Ten or twelve days after
she feels giddy and her eyes dim and with circles round them; the
breasts swell and grow hard, with some pain and pricking in them, whilst
the stomach rises and sinks again by degrees, and there is a hardness
about the navel. The nipples grow red, the heart beats unusually
strongly, the natural appetite abates, and the woman has a craving after
strange food. The neck of the womb is contracted, so that it can
scarcely be felt when the finger is put in.
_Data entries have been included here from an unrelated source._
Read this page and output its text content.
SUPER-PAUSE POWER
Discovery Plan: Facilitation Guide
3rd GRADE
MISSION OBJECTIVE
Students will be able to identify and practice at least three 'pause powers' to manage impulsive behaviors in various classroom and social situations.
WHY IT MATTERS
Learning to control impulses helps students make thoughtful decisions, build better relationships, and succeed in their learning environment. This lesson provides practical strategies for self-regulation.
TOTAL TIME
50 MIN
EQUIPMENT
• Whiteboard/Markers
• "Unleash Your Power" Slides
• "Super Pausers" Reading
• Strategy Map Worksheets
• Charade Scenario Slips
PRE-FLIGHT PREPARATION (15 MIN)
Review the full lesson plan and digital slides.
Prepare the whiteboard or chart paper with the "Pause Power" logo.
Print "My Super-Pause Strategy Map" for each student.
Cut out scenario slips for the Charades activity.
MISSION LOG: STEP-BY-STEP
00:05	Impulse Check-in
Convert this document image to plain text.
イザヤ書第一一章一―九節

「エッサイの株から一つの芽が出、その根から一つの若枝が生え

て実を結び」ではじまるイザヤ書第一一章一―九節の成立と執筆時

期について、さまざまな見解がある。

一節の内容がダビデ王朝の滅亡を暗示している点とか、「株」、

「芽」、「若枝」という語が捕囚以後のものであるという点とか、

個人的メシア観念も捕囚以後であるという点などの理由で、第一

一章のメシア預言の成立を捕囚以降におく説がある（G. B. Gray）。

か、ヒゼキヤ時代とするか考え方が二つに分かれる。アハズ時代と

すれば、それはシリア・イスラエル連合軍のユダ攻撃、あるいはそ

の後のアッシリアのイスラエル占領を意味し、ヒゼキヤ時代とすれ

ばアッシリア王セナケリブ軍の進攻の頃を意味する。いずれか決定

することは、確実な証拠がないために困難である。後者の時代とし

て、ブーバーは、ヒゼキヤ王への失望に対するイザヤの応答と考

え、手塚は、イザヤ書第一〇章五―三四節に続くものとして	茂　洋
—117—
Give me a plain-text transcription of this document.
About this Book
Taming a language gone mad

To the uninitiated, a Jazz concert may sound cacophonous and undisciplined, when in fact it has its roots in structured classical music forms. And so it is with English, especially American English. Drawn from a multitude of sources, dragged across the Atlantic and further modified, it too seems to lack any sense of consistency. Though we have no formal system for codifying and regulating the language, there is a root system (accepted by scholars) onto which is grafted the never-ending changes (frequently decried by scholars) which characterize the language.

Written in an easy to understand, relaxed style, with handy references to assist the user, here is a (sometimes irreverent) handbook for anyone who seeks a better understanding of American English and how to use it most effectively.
And the following is an
infallible sign; she is alternately in high spirits and melancholy; the
monthly courses cease without any apparent cause, the evacuations from
the bowels are retained unusually long, by the womb pressing on the
large gut, and her desire for sexual intercourse is diminished. The
surest sign is taken from the infant, which begins to move in the womb
in the third or fourth month, and not in the manner of a mole, mentioned
above, from side to side like a stone, but gently, as may be perceived
by applying the hand cold upon the stomach.
SIGNS TAKEN FROM THE URINE.
The best writers affirm that the water of a pregnant woman is white and
has little specks in it, like those in a sunbeam, ascending and
descending in it, of an opal colour, and when the sediment is disturbed
by shaking the urine, it looks like carded wool.